The Order of Mendi for Bravery in

Jetro Ndlovu Awarded for:
His excellent contribution to the fight for freedom, equality and democracy in South Africa.

Profile of Jetro Ndlovu

Jetro Ndlovu, as one of the many liberation struggle heroes, joined the African National Congress (ANC) in 1959 at a time when the repressive regime began introducing additional unjust legislation against black people. He served the Struggle with dedication and distinction.

Soon after joining the ANC, Ndlovu was recruited into the units of Umkhonto we Sizwe (MK) in 1961. He commanded units that operated in the Cato Ridge, Fredville and Camperdown areas in KwaZulu-Natal. When Curnick Ndlovu, Billy Nair and other members of the first regional command of MK were imprisoned or forced into exile, Ndlovu and Cleopas Ndlovu formed the second layer regional command structure of MK.

Along with Wilton Mkwayi and Bram Fischer, he carried out the instructions of the ANC and ensured that the interests of the liberation struggle were furthered. He was arrested in 1966 and sentenced to six years in jail for membership of a banned organisation.
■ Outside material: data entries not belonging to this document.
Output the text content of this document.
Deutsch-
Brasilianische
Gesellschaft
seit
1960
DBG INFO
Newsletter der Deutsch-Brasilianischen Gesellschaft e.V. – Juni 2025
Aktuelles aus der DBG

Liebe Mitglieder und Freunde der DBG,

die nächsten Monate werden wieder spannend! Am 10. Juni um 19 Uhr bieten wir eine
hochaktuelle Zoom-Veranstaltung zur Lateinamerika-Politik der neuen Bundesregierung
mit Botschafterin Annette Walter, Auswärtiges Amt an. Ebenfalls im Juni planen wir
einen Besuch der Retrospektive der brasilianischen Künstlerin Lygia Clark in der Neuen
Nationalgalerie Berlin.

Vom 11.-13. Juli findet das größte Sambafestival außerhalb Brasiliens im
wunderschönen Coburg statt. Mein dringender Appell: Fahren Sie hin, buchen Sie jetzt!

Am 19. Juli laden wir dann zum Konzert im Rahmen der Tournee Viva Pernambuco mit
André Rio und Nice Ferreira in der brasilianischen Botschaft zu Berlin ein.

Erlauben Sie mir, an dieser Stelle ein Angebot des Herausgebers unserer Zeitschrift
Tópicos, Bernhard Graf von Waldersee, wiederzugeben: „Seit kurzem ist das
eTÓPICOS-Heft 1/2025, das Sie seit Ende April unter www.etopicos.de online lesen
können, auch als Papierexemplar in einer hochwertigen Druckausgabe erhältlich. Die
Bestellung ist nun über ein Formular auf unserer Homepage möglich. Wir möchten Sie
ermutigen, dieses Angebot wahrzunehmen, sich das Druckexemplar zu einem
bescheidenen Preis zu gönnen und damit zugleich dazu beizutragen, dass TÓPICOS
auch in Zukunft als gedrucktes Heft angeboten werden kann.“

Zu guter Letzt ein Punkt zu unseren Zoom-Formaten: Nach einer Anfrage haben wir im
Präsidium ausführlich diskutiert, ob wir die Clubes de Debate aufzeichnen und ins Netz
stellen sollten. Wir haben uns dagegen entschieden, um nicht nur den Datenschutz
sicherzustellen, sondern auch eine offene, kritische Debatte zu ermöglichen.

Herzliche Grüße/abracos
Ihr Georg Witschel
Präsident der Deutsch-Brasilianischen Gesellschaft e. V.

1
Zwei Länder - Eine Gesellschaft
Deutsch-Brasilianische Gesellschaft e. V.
Ndlovu was released from prison in the 1970s and he was served with a banning order that confined him to Inchanga. Between 1990 and 1993, he was elected into the Natal Midlands leadership of the ANC and also served as its regional treasurer.

Despite constant harassment through arrests, torture and unlawful detention, Ndlovu never doubted the importance of pursuing freedom for the oppressed people of South Africa. Like other freedom fighters, he sacrificed so much to ensure that South Africa becomes a thriving democratic society where all people share a common citizenship status that is not based on skin colour, creed or ethnicity; and where all people are equal before the laws of the country.